We realise, almost finally, that there are sceptics out there (hello, Generation X readers!) who wouldn’t believe this stuff even if they’d lived with us for the last 14 years. To them we say, it’s great that they bring that scepticism to bear on the words to come in the rest of the book. We’re not asking anyone to ‘believe’ every word of what we write. What we are asking is that, at the very least, you use our thoughts as provocations, stimulus and some perhaps far-fetched sounding clues to base some of your future scenarios around. Insight, we firmly believe, comes from contradiction. It is, therefore, the places where you find yourself disagreeing most vehemently with our projections, where the greatest innovation opportunities exist.

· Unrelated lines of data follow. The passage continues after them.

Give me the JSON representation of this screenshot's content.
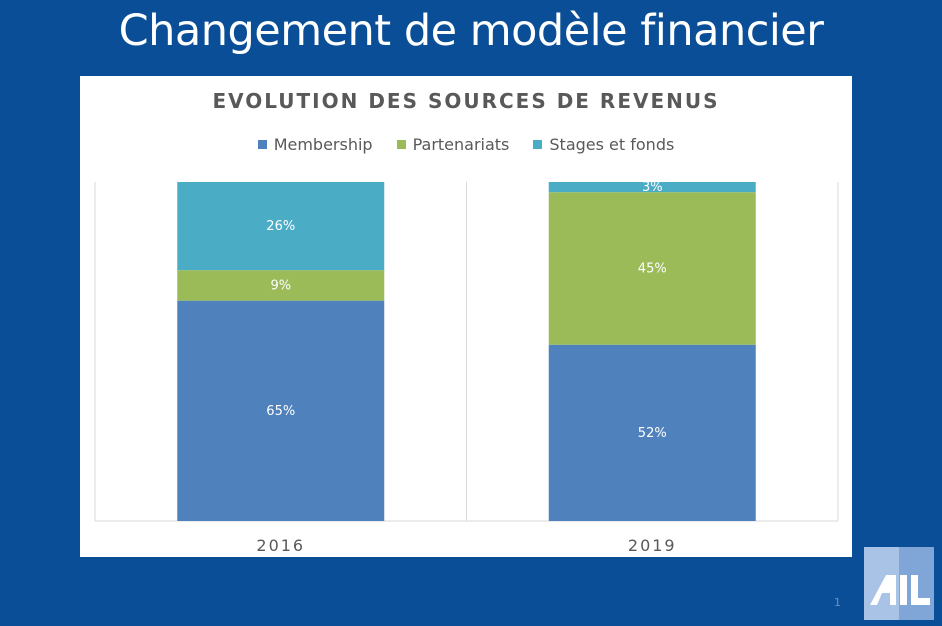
{
  "slide": {
    "title": "Changement de modèle financier",
    "page_number": "1"
  },
  "colors": {
    "background": "#0a4e97",
    "membership": "#4f81bd",
    "partenariats": "#9bbb59",
    "stages": "#4bacc6"
  },
  "logo": {
    "name": "ail-logo",
    "text": "AIL"
  },
  "chart_data": {
    "type": "bar",
    "stacked": true,
    "title": "EVOLUTION DES SOURCES DE REVENUS",
    "legend_position": "top",
    "grid": false,
    "categories": [
      "2016",
      "2019"
    ],
    "ylim": [
      0,
      100
    ],
    "series": [
      {
        "name": "Membership",
        "color": "#4f81bd",
        "values": [
          65,
          52
        ],
        "labels": [
          "65%",
          "52%"
        ]
      },
      {
        "name": "Partenariats",
        "color": "#9bbb59",
        "values": [
          9,
          45
        ],
        "labels": [
          "9%",
          "45%"
        ]
      },
      {
        "name": "Stages et fonds",
        "color": "#4bacc6",
        "values": [
          26,
          3
        ],
        "labels": [
          "26%",
          "3%"
        ]
      }
    ]
  }
}
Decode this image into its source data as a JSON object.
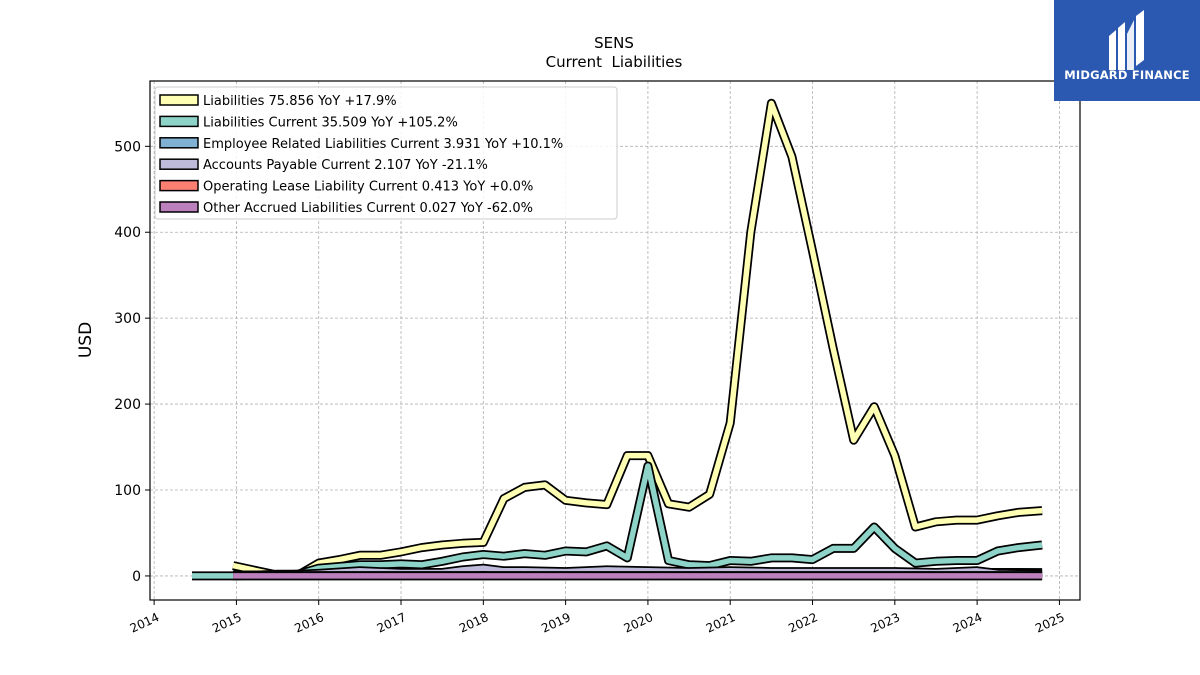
{
  "brand": {
    "name": "MIDGARD FINANCE",
    "color": "#2b58b0"
  },
  "chart_data": {
    "type": "line",
    "title": "SENS",
    "subtitle": "Current  Liabilities",
    "xlabel": "",
    "ylabel": "USD",
    "xlim": [
      2013.95,
      2025.25
    ],
    "ylim": [
      -28,
      576
    ],
    "xticks": [
      "2014",
      "2015",
      "2016",
      "2017",
      "2018",
      "2019",
      "2020",
      "2021",
      "2022",
      "2023",
      "2024",
      "2025"
    ],
    "yticks": [
      0,
      100,
      200,
      300,
      400,
      500
    ],
    "grid": true,
    "legend_position": "top-left",
    "series": [
      {
        "name": "Liabilities",
        "legend": "Liabilities  75.856 YoY +17.9%",
        "color": "#ffffb3",
        "x": [
          2014.96,
          2015.25,
          2015.5,
          2015.75,
          2016.0,
          2016.25,
          2016.5,
          2016.75,
          2017.0,
          2017.25,
          2017.5,
          2017.75,
          2018.0,
          2018.25,
          2018.5,
          2018.75,
          2019.0,
          2019.25,
          2019.5,
          2019.75,
          2020.0,
          2020.25,
          2020.5,
          2020.75,
          2021.0,
          2021.25,
          2021.5,
          2021.75,
          2022.0,
          2022.25,
          2022.5,
          2022.75,
          2023.0,
          2023.25,
          2023.5,
          2023.75,
          2024.0,
          2024.25,
          2024.5,
          2024.79
        ],
        "values": [
          12,
          6,
          1,
          1,
          15,
          19,
          24,
          24,
          28,
          33,
          36,
          38,
          39,
          90,
          103,
          106,
          88,
          85,
          83,
          140,
          140,
          84,
          80,
          95,
          178,
          400,
          550,
          488,
          378,
          265,
          158,
          197,
          140,
          57,
          63,
          65,
          65,
          70,
          74,
          76
        ]
      },
      {
        "name": "Liabilities Current",
        "legend": "Liabilities Current  35.509 YoY +105.2%",
        "color": "#8dd3c7",
        "x": [
          2014.46,
          2014.96,
          2015.25,
          2015.5,
          2015.75,
          2016.0,
          2016.25,
          2016.5,
          2016.75,
          2017.0,
          2017.25,
          2017.5,
          2017.75,
          2018.0,
          2018.25,
          2018.5,
          2018.75,
          2019.0,
          2019.25,
          2019.5,
          2019.75,
          2020.0,
          2020.25,
          2020.5,
          2020.75,
          2021.0,
          2021.25,
          2021.5,
          2021.75,
          2022.0,
          2022.25,
          2022.5,
          2022.75,
          2023.0,
          2023.25,
          2023.5,
          2023.75,
          2024.0,
          2024.25,
          2024.5,
          2024.79
        ],
        "values": [
          0,
          0,
          1,
          2,
          2,
          9,
          11,
          13,
          13,
          14,
          13,
          17,
          22,
          25,
          23,
          26,
          24,
          29,
          28,
          35,
          21,
          128,
          18,
          13,
          12,
          18,
          17,
          21,
          21,
          19,
          32,
          32,
          57,
          32,
          15,
          17,
          18,
          18,
          29,
          33,
          36
        ]
      },
      {
        "name": "Employee Related Liabilities Current",
        "legend": "Employee Related Liabilities Current  3.931 YoY +10.1%",
        "color": "#80b1d3",
        "x": [
          2014.96,
          2015.5,
          2016.0,
          2016.5,
          2017.0,
          2017.5,
          2018.0,
          2018.5,
          2019.0,
          2019.5,
          2020.0,
          2020.5,
          2021.0,
          2021.5,
          2022.0,
          2022.5,
          2023.0,
          2023.5,
          2024.0,
          2024.79
        ],
        "values": [
          1,
          1,
          2,
          2,
          2,
          3,
          3,
          3,
          4,
          4,
          4,
          4,
          4,
          4,
          4,
          4,
          4,
          4,
          4,
          3.9
        ]
      },
      {
        "name": "Accounts Payable Current",
        "legend": "Accounts Payable Current  2.107 YoY -21.1%",
        "color": "#bebada",
        "x": [
          2014.96,
          2015.5,
          2016.0,
          2016.5,
          2017.0,
          2017.5,
          2017.75,
          2018.0,
          2018.25,
          2018.5,
          2019.0,
          2019.5,
          2020.0,
          2020.5,
          2021.0,
          2021.5,
          2022.0,
          2022.5,
          2023.0,
          2023.5,
          2024.0,
          2024.25,
          2024.79
        ],
        "values": [
          1,
          1,
          3,
          6,
          4,
          4,
          7,
          9,
          6,
          6,
          5,
          7,
          6,
          5,
          6,
          5,
          5,
          5,
          5,
          4,
          6,
          3,
          2.1
        ]
      },
      {
        "name": "Operating Lease Liability Current",
        "legend": "Operating Lease Liability Current  0.413 YoY +0.0%",
        "color": "#fb8072",
        "x": [
          2014.96,
          2016.0,
          2017.0,
          2018.0,
          2019.0,
          2020.0,
          2021.0,
          2022.0,
          2023.0,
          2024.0,
          2024.79
        ],
        "values": [
          0.4,
          0.4,
          0.4,
          0.4,
          0.4,
          0.4,
          0.4,
          0.4,
          0.4,
          0.4,
          0.413
        ]
      },
      {
        "name": "Other Accrued Liabilities Current",
        "legend": "Other Accrued Liabilities Current  0.027 YoY -62.0%",
        "color": "#bc80bd",
        "x": [
          2014.96,
          2016.0,
          2017.0,
          2018.0,
          2019.0,
          2020.0,
          2021.0,
          2022.0,
          2023.0,
          2024.0,
          2024.79
        ],
        "values": [
          0.1,
          0.1,
          0.1,
          0.1,
          0.1,
          0.1,
          0.1,
          0.1,
          0.1,
          0.1,
          0.027
        ]
      }
    ]
  }
}
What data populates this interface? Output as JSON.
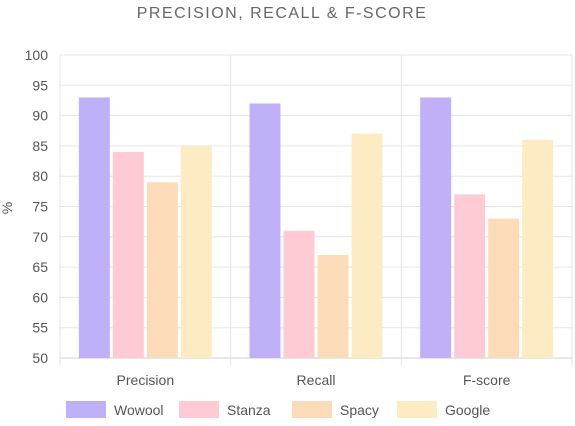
{
  "chart_data": {
    "type": "bar",
    "title": "PRECISION, RECALL & F-SCORE",
    "ylabel": "%",
    "xlabel": "",
    "categories": [
      "Precision",
      "Recall",
      "F-score"
    ],
    "ylim": [
      50,
      100
    ],
    "yticks": [
      50,
      55,
      60,
      65,
      70,
      75,
      80,
      85,
      90,
      95,
      100
    ],
    "grid": true,
    "legend": "bottom",
    "series": [
      {
        "name": "Wowool",
        "values": [
          93,
          92,
          93
        ],
        "color": "#c0b0f8"
      },
      {
        "name": "Stanza",
        "values": [
          84,
          71,
          77
        ],
        "color": "#fecbd4"
      },
      {
        "name": "Spacy",
        "values": [
          79,
          67,
          73
        ],
        "color": "#fcdcb8"
      },
      {
        "name": "Google",
        "values": [
          85,
          87,
          86
        ],
        "color": "#fdebc4"
      }
    ]
  }
}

Finally, by way of a health warning for those carrying an upbeat, glass-half-full view of the world (hello, Generation Y readers!), a lot of what we’re suggesting is likely to occur in the next twenty years isn’t good news. Not for our Orkids or the world they are about to begin exploring for themselves. The next ten years, our model suggests, is likely to see the calm-to-crisis pendulum swing even further into the direction of ‘crisis’. Some people won’t like to read these words. We write them for two reasons. Firstly, in any crisis period there are always winners, and you’re more likely to be one of them if you have your eyes open and know where and how to look for the inevitable opportunities. Second, and more important, knowing that complex systems are emergent, we also know that the crisis isn’t inevitable. Or, if we’re already too late to prevent it from happening, at the very least, we might – collectively – be able to change sufficient small things to create a momentum that mitigates the worst of it. Our Orkids are depending on us.